Tras más de tres lustros de devastadora dictadura apostando todas las cartas al diálogo, por fin el mundo ha comprendido que el diálogo no solo no nos ha traído la paz: nos ha hundido en la tiranía. Y algo aún más importante: lo han terminado por comprender sus principales mentores: las fuerzas social democráticas y socialcristianas venezolanas que nariceadas por los demócratas norteamericanos y sus líderes Barack Obama y el matrimonio Clinton, la Internacional Socialista, el Vaticano de Jorge Bergoglio y la ONU de Antonio Gutérres han alimentado inútiles y vacuas esperanzas. El giro se ha debido a la irrupción en el escenario mundial de un empresario odiado multitudinariamente que ha terminado por demostrar no solo su inmenso talento político, sino su gran coraje y determinación: Donald Trump. Acompañado por uno de los fenómenos histórico electorales más importantes de las últimas décadas: la derechización de las grandes tendencias políticas de Occidente. Que en nuestra región han culminado en las victorias de Mauricio Macri, Sebastián Piñera, Iván Duque y Jair Bolsonaro. Principales y eventuales aliados de las fuerzas democráticas venezolanas, aún sumidas en diferencias estratégicas aparentemente insalvables: de un lado las representadas por María Corina Machado, Antonio Ledezma y Andrés Velásquez, y del otro las representadas por el llamado Frente Amplio: AD, UNT, PJ, AP y VP. A su vez entrecruzadas por diferencias que reproducen los grandes lineamientos estratégicos que las dividen.

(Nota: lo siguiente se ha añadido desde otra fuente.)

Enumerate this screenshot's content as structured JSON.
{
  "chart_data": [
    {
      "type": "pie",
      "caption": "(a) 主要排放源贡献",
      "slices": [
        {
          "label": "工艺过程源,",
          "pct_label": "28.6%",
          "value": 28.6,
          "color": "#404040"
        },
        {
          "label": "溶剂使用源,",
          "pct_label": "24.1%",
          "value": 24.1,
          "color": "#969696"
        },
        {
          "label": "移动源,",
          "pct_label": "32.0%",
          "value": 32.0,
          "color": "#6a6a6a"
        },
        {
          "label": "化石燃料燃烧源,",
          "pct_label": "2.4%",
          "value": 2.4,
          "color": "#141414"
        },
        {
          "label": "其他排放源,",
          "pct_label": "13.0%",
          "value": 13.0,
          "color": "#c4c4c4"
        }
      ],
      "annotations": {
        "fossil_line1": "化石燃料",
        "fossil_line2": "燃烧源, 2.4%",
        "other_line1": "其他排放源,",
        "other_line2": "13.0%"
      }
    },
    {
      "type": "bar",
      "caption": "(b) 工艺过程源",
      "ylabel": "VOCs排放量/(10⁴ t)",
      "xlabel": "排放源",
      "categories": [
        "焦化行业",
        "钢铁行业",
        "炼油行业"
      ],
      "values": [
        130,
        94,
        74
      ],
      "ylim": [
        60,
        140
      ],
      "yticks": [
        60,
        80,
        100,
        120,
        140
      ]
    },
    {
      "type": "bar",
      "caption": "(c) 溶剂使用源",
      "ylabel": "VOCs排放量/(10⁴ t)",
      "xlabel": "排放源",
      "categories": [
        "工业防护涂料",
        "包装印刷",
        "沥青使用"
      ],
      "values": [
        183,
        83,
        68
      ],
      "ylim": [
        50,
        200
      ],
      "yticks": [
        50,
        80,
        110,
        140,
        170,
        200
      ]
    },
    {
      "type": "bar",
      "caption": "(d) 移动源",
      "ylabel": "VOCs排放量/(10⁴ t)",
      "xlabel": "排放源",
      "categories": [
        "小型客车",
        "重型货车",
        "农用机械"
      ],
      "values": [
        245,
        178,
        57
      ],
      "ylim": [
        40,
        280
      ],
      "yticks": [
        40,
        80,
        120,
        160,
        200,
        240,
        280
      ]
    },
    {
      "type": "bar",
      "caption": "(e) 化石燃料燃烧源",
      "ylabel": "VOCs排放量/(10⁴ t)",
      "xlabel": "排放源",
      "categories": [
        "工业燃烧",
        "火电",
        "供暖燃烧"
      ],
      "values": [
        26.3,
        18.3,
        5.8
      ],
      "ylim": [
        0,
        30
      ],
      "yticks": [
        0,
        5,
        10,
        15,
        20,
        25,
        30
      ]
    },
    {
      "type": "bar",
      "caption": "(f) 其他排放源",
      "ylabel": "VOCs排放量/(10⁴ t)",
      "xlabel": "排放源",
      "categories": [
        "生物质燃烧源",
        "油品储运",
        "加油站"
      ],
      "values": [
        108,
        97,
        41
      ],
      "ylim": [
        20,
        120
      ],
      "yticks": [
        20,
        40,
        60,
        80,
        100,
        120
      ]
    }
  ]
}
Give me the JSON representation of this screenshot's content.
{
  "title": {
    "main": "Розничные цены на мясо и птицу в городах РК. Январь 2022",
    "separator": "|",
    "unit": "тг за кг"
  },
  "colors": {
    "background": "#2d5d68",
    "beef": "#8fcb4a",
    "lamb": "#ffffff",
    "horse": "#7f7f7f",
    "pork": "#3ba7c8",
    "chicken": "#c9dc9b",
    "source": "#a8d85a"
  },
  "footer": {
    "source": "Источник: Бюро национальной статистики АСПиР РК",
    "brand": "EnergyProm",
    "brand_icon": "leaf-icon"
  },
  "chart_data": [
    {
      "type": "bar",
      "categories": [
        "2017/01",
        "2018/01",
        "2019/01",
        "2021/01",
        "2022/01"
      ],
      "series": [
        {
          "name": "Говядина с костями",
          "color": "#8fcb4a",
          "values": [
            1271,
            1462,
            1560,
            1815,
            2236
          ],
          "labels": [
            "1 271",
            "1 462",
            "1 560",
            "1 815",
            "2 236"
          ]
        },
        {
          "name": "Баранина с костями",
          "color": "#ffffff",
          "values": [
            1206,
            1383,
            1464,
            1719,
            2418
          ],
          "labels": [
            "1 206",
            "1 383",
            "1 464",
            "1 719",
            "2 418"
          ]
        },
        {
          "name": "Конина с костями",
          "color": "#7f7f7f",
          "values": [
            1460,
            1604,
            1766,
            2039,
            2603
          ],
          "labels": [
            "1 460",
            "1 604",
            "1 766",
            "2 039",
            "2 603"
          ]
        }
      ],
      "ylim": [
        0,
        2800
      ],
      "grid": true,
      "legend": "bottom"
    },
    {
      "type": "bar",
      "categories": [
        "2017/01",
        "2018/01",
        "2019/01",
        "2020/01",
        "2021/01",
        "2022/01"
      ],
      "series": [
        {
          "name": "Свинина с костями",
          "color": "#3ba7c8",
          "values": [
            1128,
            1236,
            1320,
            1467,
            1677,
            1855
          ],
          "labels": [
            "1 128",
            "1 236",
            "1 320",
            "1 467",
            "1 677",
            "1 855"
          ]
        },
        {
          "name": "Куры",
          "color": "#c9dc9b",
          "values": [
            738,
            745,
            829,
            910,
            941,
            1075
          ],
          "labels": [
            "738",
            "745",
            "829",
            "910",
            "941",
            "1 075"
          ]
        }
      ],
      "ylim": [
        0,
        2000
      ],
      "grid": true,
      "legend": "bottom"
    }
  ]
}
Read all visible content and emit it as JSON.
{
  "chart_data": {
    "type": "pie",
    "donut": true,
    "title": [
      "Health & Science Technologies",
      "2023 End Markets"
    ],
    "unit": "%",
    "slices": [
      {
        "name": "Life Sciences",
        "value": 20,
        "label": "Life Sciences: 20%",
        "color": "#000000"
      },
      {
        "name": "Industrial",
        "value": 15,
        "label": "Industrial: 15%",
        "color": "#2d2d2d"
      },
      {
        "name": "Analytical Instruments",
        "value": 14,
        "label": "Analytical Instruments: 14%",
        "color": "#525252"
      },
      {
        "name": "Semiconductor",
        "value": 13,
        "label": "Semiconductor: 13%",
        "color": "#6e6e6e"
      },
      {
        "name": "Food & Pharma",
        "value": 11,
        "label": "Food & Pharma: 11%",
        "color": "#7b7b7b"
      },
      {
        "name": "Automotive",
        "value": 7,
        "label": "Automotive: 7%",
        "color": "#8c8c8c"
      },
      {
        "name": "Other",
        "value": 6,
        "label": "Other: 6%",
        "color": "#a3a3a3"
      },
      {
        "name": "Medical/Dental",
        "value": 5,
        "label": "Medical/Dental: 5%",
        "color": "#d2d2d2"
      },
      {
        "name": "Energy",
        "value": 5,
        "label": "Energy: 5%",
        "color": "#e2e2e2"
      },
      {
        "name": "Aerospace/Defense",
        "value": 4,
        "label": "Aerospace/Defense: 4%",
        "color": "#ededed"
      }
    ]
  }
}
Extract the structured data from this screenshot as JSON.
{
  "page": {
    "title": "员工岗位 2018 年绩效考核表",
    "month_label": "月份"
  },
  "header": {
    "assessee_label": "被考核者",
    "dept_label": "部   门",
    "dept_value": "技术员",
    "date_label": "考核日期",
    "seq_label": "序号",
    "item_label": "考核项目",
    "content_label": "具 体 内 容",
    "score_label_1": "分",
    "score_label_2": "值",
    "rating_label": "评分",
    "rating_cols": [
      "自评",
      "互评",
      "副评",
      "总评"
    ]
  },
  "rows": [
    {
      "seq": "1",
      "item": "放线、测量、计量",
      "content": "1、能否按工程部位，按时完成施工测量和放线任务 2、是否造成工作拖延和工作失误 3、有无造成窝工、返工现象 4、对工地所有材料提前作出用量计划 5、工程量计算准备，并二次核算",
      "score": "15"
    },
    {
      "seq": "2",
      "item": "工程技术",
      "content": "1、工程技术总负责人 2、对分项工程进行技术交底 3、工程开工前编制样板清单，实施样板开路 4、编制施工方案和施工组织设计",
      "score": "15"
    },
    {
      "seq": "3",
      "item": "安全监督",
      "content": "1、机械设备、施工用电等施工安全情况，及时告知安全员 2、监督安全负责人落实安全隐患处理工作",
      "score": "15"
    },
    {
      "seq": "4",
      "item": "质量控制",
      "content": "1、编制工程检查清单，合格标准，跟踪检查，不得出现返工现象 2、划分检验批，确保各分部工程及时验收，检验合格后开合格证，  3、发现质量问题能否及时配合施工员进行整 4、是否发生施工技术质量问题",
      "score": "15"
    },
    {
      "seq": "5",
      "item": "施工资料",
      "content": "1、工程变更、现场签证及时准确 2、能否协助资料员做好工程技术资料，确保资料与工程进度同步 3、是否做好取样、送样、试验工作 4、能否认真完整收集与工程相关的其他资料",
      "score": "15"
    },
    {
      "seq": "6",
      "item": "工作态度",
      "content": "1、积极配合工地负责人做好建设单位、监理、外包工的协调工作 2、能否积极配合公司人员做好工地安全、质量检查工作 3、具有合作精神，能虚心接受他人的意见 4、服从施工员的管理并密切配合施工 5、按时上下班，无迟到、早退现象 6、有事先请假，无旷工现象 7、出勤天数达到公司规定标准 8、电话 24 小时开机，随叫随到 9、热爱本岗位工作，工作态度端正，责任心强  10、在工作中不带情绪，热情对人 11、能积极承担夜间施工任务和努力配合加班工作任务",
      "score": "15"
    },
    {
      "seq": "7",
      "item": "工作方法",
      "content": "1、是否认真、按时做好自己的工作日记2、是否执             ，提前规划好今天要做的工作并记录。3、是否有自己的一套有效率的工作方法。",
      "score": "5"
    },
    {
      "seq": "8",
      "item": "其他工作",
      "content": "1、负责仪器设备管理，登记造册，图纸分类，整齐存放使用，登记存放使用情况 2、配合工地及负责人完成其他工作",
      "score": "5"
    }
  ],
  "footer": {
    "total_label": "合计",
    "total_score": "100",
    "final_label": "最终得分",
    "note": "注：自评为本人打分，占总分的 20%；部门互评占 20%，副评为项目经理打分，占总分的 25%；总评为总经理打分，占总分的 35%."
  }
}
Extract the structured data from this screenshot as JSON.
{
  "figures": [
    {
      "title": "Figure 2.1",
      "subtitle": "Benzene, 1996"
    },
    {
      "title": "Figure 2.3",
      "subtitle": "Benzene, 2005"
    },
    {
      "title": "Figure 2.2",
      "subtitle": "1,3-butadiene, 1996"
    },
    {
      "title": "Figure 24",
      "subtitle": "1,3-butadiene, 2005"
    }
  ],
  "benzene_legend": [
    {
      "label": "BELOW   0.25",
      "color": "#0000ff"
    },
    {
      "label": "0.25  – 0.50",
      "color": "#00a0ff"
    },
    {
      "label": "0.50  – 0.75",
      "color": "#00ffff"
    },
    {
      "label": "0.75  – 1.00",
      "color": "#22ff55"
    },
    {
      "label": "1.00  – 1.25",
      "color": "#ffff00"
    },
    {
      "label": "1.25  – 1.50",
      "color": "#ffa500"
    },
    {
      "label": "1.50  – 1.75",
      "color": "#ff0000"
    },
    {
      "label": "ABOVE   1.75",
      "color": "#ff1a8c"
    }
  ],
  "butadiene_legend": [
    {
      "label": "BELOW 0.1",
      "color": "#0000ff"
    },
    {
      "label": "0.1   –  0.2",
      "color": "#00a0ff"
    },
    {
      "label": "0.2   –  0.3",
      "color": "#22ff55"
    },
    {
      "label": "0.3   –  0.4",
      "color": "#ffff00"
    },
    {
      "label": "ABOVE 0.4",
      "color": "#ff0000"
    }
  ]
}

Más que a la acción de estos últimos, la victoria estratégica que ha llevado a la presidencia interina de Juan Guaidó se ha debido a la visión de los primeros. Fueron las fuerzas de María Corina Machado, respaldadas por sectores del otro grupo, concretamente activas a través de los partidos Vente Venezuela y Alianza Bravo Pueblo, unidos en Soy Venezuela, quienes insistieron en la necesidad de apoyarse en el artículo 233 de la Constitución, el fin del período constitucional de Nicolás Maduro y la denuncia a la usurpación del mando de juramentarse respaldado en unas elecciones fraudulentas. Todo lo cual contando con el poderoso respaldo de Luis Almagro, la OEA, el Grupo de Lima y, last but not least, el Departamento de Estado y la Casa Blanca. De allí el giro copernicano sufrido por la situación venezolana a partir del 23 de enero, el reconocimiento de 47 naciones a la presidencia interina de Juan Guaidó y el rechazo global a la propuesta de mansedumbre y sometimiento a la tiranía predicada por el Vaticano y las fuerzas sobrevivientes del Foro de Sao Paulo: Cuba, Nicaragua, Uruguay y Bolivia.

¿Podemos considerar que el trabajo está hecho? De ninguna manera. Falta pasar del arma de la crítica –ya conquistada y fortalecida mediante el rechazo al diálogo y el reconocimiento global de Juan Guaidó– a la crítica de las armas, aún incomprendida por la mayor parte de nuestros aliados, con la excepción de Estados Unidos y Donald Trump, Colombia e Iván Duque, Brasil y Jair Bolsonaro.  Debemos pasar del recurso a la Injerencia Humanitaria al Derecho a Proteger, establecido por las Naciones Unidas en 16 de diciembre de 2005: los Estados miembros de la ONU están obligados a proteger a los pueblos de las violaciones de los derechos humanos cometidos por los Estados, incluso con la fuerza de las armas. No se trata de ayudar a sobrellevar una crisis humanitaria: se trata de impedirla mediante la intervención armada y la derrota de los Estados violatorios.

Es el punto en que nos encontramos. El presidente Juan Guaidó ya ha asomado la intención de exigir ese auxilio armado de nuestros aliados, ante la traición de nuestros ejércitos. Le asiste el derecho internacional, la responsabilidad moral y el apoyo global de parte de su pueblo y las naciones democráticas del orbe.

Cuenta con el pleno respaldo de Venezuela.